A police investigation was launched to determine the events surrounding Linkletter's death. Police questioned Edward Durston, who said that Linkletter had phoned him the night before her death and "was very upset" and asked him to come over. He went to Linkletter's apartment at around 3 a.m., and the two stayed up all night talking.

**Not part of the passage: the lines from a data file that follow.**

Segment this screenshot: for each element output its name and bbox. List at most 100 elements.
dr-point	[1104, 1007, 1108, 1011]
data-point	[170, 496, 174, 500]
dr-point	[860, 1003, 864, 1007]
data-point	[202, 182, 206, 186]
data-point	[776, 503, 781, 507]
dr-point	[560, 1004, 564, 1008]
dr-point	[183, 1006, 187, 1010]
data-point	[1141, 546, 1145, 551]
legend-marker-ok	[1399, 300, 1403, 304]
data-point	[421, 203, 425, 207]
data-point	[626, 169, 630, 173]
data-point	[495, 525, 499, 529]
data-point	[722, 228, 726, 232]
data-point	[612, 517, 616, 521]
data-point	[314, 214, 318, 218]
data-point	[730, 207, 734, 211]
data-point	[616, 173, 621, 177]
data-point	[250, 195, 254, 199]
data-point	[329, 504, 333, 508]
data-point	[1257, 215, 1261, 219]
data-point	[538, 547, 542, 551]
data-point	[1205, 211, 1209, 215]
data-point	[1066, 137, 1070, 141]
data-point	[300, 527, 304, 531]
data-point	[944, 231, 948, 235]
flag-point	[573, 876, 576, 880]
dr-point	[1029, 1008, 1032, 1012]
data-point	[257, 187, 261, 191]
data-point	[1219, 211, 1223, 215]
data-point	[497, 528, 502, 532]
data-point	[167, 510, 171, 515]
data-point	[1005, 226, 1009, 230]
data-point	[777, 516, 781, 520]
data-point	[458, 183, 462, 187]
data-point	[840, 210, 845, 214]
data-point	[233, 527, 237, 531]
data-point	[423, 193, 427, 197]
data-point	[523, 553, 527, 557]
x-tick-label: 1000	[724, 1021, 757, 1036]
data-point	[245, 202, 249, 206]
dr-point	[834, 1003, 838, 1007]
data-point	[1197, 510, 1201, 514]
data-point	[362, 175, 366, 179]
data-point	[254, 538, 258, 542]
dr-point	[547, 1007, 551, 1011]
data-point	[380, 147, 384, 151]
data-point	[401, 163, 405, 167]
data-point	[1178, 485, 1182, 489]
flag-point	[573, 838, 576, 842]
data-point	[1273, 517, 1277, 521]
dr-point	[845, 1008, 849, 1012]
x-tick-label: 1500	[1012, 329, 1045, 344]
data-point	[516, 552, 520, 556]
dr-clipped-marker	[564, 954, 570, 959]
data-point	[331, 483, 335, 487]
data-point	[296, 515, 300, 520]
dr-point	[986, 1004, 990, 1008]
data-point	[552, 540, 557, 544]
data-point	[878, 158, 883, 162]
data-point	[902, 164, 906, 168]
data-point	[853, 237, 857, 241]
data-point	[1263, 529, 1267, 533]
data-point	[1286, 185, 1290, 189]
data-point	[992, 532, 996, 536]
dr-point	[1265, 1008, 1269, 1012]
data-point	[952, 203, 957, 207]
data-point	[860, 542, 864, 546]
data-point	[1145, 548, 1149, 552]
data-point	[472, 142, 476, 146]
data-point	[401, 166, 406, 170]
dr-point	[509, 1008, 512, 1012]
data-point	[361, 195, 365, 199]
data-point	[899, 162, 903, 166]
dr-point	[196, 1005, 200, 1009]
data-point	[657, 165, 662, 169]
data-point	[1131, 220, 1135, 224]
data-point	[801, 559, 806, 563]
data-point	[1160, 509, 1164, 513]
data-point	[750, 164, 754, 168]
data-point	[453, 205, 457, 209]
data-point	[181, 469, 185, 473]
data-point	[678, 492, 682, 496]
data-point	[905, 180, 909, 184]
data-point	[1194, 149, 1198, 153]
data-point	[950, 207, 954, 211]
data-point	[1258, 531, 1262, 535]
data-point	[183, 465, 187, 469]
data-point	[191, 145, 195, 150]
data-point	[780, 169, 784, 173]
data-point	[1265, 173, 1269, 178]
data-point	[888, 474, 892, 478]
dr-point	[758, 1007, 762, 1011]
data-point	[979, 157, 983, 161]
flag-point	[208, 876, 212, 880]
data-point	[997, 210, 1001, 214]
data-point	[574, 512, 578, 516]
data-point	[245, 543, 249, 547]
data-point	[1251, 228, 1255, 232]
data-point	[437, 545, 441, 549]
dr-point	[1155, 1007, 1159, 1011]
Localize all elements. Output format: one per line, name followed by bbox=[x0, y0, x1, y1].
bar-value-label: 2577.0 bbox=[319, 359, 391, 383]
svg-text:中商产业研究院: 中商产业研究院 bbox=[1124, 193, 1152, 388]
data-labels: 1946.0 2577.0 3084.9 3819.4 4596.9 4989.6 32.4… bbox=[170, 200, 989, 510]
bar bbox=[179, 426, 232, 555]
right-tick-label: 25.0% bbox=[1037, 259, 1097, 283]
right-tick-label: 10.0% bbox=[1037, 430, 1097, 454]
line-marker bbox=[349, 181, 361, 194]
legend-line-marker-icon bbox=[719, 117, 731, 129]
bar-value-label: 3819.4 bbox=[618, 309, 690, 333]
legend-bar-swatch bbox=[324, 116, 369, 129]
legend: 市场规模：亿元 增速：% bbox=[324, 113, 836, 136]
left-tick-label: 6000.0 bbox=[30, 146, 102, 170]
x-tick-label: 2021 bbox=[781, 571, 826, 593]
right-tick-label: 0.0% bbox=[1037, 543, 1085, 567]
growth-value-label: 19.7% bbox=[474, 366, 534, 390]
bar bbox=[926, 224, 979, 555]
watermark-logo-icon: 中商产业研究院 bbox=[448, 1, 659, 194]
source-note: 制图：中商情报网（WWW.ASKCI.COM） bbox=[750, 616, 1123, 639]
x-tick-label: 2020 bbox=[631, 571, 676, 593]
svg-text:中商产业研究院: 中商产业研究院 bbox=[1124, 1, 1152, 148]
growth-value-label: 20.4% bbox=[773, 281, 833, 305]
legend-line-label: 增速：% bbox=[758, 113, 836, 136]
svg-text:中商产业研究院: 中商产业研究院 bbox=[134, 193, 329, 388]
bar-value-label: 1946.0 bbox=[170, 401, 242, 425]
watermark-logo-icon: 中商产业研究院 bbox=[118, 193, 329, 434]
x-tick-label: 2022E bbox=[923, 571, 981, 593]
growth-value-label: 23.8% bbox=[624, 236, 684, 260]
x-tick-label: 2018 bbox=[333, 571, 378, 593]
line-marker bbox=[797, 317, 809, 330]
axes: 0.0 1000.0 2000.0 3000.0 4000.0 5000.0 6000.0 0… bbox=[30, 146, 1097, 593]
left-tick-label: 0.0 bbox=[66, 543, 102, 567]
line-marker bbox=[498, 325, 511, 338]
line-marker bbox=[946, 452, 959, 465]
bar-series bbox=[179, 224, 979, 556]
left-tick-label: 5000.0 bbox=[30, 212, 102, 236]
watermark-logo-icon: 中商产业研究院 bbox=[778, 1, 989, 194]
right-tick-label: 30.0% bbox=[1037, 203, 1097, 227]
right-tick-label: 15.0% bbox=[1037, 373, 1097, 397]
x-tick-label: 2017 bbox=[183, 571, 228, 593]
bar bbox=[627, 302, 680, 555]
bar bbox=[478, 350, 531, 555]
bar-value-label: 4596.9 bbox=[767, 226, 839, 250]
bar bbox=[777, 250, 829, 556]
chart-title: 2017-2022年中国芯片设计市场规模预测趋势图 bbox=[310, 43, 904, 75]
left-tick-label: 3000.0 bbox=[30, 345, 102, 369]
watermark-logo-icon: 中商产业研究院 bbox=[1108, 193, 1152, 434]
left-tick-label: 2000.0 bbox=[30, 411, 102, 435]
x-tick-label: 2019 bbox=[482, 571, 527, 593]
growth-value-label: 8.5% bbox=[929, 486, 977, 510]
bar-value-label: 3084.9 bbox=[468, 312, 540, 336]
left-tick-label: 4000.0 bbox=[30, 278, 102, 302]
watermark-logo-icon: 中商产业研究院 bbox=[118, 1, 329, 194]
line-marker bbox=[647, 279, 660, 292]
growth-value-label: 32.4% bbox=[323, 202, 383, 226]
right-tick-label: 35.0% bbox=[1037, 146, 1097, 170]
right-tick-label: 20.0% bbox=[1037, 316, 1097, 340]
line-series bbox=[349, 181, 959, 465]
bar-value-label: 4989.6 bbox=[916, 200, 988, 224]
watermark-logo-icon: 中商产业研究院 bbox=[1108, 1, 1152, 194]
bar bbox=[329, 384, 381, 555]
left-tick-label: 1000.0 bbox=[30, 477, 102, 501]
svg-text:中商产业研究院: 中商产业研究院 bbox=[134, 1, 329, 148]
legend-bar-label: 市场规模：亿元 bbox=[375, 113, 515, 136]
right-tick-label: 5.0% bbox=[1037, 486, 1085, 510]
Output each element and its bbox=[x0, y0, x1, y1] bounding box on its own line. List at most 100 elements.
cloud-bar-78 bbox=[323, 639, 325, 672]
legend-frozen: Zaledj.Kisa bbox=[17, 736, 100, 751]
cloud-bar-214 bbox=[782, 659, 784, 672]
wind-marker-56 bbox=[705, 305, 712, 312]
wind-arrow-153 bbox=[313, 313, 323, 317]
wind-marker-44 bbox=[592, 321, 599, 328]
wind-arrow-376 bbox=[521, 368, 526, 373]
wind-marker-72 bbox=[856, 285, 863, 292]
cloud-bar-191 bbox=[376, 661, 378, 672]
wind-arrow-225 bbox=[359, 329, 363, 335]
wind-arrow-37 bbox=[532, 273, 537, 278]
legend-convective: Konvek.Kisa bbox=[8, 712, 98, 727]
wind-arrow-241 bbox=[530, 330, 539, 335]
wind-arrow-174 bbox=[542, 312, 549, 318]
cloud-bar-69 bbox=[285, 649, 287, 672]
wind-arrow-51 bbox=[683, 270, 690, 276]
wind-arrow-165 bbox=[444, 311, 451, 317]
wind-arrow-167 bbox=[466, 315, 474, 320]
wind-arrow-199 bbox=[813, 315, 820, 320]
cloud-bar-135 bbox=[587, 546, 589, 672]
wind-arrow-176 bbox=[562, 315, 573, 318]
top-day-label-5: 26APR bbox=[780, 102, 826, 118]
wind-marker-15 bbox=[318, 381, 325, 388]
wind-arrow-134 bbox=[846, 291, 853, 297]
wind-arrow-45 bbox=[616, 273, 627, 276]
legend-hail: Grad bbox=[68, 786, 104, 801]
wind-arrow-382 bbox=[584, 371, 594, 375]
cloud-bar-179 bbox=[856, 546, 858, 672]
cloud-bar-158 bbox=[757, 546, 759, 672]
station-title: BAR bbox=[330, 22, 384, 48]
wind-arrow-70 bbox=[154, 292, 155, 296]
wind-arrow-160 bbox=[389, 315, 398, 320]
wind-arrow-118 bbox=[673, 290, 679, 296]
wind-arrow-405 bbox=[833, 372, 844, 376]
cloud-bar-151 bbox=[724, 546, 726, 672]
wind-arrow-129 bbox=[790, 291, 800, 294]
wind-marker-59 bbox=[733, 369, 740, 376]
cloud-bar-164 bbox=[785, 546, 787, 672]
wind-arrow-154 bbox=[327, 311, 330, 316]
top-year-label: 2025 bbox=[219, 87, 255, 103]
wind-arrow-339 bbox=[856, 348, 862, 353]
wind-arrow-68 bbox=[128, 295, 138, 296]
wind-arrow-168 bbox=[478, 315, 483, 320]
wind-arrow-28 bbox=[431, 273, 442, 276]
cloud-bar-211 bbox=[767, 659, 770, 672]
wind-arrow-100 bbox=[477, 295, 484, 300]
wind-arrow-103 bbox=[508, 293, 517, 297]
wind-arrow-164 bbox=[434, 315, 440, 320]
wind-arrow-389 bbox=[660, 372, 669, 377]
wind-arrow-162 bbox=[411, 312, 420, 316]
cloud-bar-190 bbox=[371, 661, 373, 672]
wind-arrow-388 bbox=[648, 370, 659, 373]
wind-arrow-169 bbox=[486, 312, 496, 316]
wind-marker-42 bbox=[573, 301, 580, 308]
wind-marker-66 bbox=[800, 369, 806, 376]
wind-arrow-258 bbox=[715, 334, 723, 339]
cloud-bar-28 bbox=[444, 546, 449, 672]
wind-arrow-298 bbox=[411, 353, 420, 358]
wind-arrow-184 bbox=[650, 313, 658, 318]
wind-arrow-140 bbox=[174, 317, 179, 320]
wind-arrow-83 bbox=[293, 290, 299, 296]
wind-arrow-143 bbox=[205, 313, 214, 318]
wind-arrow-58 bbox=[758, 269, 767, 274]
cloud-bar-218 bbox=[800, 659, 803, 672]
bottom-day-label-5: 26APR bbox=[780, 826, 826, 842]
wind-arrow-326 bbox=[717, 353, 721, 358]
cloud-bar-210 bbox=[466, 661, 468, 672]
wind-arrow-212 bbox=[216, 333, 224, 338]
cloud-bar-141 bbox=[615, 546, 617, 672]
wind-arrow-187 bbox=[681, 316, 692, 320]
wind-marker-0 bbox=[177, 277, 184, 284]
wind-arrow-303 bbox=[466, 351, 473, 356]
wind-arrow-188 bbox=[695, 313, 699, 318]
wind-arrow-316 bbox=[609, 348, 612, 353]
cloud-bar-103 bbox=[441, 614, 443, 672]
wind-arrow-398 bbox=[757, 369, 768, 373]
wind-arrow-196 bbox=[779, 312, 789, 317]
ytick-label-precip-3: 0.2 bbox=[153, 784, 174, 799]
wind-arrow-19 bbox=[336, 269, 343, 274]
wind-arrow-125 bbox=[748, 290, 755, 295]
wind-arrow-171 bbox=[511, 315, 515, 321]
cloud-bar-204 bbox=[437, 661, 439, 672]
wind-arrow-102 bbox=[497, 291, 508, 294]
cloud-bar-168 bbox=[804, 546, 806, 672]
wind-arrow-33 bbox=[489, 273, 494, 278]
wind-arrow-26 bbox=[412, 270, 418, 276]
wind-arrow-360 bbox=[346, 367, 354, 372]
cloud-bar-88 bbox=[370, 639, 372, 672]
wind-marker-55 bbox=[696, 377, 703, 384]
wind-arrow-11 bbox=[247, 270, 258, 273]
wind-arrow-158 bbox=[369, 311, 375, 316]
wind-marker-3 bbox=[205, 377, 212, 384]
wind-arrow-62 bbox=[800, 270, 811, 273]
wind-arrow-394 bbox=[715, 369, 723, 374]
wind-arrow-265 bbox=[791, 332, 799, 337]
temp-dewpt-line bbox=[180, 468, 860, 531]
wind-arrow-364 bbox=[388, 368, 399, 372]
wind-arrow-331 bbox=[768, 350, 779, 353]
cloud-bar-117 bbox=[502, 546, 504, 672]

He said that Linkletter's behavior was "extremely emotional, extremely despondent and very irrational at times, in fact most of the time."

==Aftermath==
In 1970, Art and Diane Linkletter won the 1970 Grammy Award for Best Spoken Word Recording for their record "We Love You, Call Collect". The record, which was released in November 1969—just a few weeks after her death—sold 275,000 copies in eight weeks, peaking at #42 on the Billboard Hot 100. According to Art Linkletter, royalties from the sales went "to combat problems arising from drug abuse."

==In popular culture==
- John Waters' 1970 short film The Diane Linkletter Story is a fictionalized account of the suicide.
- In David Foster Wallace's 2011 posthumous novel The Pale King, an Internal Revenue Service officer recounting his recreational drug use in the 1970s before joining the Service states that "personally psychedelics frightened me, mostly because of what I remembered happening to Art Linkletter's daughter—my parents had been very into watching Art Linkletter in my childhood."